His group only filed their legal challenge in early September because of the city Law Department's and the Maryland State Board of Elections' "dilatory pace and inaction" when it came to publicizing the finalized wording of the Harborplace ballot question (one of the petitioners requested the language numerous times in July but was ignored or denied, writes Vignarajah, while a reporter told WYPR on Aug. 20 that she too had been unable to get the language from the state).

Is this just Thiru being Thiru again?

Yes. But that doesn't mean he will be unsuccessful, like he has every time he's run for office. The reason this is even in court is because Vignarajah and his supporters were not able to gather enough signatures to introduce a competing ballot question that would have stopped Harborplace's redevelopment.

But now it is in court, and he is a talented legal mind — the city's own filings in the case say as much; he was the president of the Harvard Law Review and his arguments were obviously well-received by the lower court.

Vignarajah is putting forward two arguments — that the proposed ballot question is worded in a way that's impossible to understand, and that the measure is impermissible under the Maryland constitution.

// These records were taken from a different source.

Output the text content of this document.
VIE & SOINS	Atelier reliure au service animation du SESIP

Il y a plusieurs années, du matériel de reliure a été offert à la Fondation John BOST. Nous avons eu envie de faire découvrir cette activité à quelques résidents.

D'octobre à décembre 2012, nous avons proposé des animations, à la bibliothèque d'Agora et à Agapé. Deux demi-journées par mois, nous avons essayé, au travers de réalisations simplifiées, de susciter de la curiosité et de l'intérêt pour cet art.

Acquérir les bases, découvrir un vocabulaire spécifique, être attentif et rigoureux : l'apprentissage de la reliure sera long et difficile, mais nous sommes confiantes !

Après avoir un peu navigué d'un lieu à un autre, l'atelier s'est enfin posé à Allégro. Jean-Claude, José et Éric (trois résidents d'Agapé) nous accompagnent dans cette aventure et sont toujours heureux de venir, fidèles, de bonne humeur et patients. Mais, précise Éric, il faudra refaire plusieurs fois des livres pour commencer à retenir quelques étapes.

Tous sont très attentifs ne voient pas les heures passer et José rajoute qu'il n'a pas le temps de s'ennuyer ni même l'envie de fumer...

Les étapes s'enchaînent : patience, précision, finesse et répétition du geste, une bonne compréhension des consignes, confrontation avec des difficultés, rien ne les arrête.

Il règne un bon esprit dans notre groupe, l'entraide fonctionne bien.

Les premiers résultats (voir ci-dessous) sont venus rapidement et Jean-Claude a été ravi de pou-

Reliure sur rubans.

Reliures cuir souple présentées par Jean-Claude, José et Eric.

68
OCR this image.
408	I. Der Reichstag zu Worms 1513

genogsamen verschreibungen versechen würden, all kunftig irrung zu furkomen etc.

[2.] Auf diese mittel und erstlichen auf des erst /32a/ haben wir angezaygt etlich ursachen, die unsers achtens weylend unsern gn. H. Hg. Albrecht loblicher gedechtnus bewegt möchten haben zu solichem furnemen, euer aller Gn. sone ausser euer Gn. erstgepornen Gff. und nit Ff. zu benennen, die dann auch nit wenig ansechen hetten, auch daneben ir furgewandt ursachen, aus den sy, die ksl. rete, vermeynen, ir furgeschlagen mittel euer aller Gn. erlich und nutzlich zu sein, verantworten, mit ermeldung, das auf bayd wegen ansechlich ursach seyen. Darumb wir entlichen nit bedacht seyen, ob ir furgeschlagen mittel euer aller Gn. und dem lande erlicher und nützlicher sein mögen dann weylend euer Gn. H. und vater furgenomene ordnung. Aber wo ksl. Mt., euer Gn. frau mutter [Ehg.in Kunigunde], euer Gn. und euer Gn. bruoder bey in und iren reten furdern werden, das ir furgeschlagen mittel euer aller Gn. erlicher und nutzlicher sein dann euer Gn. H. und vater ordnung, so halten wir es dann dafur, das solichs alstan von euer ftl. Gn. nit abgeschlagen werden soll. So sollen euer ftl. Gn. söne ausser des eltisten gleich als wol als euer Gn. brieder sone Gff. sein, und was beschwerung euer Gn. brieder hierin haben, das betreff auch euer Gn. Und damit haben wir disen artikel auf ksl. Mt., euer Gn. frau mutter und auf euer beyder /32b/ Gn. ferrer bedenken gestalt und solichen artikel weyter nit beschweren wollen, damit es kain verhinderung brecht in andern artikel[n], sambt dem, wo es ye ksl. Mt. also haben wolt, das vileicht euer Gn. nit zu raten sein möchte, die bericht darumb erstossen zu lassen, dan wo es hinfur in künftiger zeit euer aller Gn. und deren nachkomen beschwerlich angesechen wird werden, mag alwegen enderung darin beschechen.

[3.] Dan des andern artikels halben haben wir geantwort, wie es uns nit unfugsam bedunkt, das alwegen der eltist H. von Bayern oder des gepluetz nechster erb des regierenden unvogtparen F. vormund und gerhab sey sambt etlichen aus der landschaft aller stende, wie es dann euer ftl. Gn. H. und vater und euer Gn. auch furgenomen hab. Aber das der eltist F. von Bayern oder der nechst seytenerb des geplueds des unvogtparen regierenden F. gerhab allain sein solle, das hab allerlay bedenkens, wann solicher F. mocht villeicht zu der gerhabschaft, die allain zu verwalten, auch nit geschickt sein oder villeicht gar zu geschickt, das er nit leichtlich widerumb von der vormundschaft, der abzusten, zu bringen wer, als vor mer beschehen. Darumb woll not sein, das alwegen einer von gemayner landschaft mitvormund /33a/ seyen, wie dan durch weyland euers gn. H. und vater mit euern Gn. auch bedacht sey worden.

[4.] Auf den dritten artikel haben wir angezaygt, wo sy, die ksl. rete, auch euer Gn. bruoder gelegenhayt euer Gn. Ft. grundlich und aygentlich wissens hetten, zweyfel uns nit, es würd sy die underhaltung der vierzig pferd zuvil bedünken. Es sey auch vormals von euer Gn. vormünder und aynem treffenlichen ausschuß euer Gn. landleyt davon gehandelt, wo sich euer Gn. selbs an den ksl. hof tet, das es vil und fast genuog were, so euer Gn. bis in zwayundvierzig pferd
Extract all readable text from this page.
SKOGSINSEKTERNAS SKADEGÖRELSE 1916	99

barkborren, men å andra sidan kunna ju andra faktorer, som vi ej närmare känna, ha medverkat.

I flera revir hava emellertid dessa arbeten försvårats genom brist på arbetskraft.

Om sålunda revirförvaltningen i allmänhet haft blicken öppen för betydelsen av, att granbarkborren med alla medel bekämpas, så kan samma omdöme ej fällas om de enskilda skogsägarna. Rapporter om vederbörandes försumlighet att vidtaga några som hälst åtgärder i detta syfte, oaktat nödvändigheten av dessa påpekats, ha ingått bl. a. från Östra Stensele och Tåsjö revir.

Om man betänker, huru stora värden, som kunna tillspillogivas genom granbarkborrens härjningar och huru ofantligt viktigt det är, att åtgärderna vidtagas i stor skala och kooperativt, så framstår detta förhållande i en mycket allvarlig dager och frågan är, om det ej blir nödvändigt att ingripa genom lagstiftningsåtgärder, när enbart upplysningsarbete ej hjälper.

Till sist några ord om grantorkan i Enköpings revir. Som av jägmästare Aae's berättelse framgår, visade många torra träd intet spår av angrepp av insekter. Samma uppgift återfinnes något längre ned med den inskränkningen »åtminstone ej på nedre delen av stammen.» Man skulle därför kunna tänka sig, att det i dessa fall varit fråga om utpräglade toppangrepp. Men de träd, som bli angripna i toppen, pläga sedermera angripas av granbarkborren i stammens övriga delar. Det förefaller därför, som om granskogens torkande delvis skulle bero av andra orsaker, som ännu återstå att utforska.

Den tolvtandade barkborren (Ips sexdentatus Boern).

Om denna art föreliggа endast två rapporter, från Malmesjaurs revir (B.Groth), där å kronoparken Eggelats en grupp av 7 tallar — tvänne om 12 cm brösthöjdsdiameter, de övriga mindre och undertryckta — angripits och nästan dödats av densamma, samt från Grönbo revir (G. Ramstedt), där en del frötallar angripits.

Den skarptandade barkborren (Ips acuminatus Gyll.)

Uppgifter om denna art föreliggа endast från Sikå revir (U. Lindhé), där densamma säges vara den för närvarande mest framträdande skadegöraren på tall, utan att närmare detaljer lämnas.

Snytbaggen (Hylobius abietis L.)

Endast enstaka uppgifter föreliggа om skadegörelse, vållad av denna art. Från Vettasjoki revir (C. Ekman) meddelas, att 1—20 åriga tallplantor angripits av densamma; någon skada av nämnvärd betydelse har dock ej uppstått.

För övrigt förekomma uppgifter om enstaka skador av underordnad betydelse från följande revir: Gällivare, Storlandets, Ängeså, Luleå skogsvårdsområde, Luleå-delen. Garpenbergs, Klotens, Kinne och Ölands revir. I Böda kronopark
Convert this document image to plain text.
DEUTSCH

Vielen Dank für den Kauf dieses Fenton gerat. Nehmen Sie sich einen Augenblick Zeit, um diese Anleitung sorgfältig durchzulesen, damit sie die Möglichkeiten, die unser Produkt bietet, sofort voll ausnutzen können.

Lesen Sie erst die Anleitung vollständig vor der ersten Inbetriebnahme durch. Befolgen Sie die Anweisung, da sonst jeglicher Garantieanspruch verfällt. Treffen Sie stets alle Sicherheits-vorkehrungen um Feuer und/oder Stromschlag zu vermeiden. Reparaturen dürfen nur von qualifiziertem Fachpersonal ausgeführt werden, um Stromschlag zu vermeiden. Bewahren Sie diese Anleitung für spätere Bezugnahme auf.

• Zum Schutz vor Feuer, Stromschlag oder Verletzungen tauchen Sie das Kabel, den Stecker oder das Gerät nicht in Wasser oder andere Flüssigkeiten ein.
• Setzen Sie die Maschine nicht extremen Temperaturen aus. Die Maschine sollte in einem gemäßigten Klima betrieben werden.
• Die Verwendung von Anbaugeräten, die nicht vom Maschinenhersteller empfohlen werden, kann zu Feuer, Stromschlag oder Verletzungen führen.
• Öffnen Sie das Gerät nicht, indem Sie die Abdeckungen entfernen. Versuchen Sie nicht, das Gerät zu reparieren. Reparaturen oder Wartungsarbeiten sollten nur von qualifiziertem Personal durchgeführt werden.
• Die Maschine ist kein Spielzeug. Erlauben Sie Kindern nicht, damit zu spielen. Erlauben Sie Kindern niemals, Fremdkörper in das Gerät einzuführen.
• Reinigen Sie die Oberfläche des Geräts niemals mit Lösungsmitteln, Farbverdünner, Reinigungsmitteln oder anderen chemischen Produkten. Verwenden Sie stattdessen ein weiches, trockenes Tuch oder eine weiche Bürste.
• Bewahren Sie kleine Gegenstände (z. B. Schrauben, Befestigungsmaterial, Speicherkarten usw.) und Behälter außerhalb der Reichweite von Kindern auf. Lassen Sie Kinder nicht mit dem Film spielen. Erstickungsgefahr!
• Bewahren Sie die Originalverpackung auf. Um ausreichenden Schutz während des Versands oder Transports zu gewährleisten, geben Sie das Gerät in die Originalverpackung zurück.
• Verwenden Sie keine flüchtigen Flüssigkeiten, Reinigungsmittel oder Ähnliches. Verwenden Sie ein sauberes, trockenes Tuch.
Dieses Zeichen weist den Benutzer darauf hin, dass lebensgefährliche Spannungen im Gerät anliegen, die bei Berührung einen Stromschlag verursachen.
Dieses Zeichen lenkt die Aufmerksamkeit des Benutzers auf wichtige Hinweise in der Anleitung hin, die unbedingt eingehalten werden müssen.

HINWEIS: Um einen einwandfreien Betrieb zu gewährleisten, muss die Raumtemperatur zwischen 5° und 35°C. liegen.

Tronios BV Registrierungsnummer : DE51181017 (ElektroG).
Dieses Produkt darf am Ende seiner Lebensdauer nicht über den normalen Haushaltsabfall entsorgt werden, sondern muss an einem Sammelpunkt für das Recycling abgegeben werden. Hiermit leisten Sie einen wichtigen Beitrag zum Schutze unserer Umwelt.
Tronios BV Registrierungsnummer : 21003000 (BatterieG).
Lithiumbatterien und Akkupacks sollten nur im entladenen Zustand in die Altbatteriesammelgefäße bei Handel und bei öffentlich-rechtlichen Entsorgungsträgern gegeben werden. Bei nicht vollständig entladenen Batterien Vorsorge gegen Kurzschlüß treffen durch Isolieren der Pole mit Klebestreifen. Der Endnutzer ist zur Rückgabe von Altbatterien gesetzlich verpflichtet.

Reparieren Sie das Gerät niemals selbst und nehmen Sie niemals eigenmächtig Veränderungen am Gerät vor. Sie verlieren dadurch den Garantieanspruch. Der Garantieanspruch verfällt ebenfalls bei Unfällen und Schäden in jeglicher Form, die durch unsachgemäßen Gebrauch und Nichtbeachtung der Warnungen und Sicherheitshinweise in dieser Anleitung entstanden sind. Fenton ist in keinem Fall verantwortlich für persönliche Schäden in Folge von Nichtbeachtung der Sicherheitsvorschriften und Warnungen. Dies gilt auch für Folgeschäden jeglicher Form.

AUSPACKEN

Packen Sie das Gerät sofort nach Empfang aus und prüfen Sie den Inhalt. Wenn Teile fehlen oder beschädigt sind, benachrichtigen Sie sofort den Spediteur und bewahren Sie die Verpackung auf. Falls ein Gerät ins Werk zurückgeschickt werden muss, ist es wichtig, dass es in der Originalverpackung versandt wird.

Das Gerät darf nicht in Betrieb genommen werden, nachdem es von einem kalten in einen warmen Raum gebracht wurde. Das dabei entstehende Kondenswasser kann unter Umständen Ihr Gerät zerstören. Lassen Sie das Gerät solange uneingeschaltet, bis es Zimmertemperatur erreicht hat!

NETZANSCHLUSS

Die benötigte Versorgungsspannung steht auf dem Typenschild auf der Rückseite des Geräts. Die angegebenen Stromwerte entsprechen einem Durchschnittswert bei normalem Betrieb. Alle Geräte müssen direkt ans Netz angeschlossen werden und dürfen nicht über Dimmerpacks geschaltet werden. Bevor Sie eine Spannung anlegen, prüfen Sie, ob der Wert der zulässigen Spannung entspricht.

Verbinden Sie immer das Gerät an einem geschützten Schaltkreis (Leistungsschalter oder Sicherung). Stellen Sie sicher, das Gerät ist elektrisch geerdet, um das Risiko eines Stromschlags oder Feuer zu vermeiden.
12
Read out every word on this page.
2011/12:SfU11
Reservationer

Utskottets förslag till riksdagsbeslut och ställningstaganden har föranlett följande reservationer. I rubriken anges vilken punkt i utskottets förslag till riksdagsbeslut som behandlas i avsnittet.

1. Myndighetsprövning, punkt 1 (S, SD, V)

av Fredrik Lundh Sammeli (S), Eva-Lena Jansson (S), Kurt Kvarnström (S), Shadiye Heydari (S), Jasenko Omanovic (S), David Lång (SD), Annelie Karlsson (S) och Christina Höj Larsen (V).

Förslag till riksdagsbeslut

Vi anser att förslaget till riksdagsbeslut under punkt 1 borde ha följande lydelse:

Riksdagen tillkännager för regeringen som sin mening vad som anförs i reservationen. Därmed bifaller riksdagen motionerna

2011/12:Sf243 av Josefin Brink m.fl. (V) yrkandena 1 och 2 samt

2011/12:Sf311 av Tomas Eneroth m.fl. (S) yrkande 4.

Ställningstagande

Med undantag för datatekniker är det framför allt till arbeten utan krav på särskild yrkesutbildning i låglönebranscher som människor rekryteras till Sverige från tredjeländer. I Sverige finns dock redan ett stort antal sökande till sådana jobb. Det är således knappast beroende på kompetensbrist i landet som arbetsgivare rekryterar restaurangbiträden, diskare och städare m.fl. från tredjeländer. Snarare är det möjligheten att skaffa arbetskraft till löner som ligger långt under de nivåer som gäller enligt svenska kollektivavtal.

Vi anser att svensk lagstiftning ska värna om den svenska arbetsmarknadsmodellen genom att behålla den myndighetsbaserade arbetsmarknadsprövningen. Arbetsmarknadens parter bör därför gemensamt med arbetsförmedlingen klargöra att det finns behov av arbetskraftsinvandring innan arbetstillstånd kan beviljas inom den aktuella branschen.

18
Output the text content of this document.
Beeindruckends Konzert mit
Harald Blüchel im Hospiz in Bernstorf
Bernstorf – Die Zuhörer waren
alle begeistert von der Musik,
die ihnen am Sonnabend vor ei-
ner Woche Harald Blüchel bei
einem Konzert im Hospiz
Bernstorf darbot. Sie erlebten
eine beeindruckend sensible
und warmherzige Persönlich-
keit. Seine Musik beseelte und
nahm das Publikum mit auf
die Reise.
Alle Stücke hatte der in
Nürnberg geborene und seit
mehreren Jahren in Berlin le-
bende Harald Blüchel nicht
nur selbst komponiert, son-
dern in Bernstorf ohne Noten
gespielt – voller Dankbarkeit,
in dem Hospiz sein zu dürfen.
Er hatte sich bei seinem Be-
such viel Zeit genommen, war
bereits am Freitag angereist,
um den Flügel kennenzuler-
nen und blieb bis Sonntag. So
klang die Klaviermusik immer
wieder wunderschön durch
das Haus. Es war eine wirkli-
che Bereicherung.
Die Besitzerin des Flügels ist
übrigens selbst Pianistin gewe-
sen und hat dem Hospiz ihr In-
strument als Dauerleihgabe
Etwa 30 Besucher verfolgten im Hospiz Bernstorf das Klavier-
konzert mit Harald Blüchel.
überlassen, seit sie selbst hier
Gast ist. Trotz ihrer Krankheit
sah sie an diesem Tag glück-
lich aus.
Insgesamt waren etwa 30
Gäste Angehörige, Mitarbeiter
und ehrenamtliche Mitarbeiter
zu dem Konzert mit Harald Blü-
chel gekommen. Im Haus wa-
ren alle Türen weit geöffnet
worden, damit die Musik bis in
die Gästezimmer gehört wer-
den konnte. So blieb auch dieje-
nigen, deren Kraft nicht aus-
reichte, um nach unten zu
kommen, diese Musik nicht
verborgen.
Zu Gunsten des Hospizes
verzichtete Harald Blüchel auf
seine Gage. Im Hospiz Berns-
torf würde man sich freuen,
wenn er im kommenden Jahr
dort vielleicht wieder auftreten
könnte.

Vitale agreed with Vignarajah, and said in court she couldn't figure out what area the question described even with the help of Google. The city's attorneys didn't call that dumb in their filings to the Supreme Court, but they might as well have.

"This [the question's] language is very precise and easily understandable to anyone who has a passing familiarity with Baltimore's Inner Harbor (which includes Baltimore residents), or who has ready access to a map, or even a phone with a mapping application," city attorneys wrote, followed by a screenshot of the area from Google Maps.

The question is a bit dense in its language. But it is also the same descriptor of the lands used in the city charter. Vignarajah knows this, of course, but reached for his thesaurus to argue the question was written to be intentionally confusing, calling it "incoherent," "misleading," "word salad" and "gibberish."

City attorneys say the consternation over the wording is both a political trick and an exercise for the Ivy League graduate to show everyone how smart he is.

"Clever and ambitious lawyers can use their skill to make even the most straightforward language a mess," lawyers wrote to the Supreme Court. "This kind of sophistry is a curious intellectual party trick, but it has no bearing on whether Baltimore City voters will understand what is being asked of them when they cast their ballots," they added.

Vitale raised the idea in court that the existing Inner Harbor language in the charter may also be unconstitutional, and Vignarajah ... agreed?

"So, there's nothing that stops the developer from saying 'I want to challenge the Inner Harbor Park protection,'" Vignarajah told the judge. "And look, petitioners [his clients] are not gonna love this in the long run, but they're gonna, you know, you have to understand that this is a fight."

The Maryland Supreme Court is expected to rule expeditiously.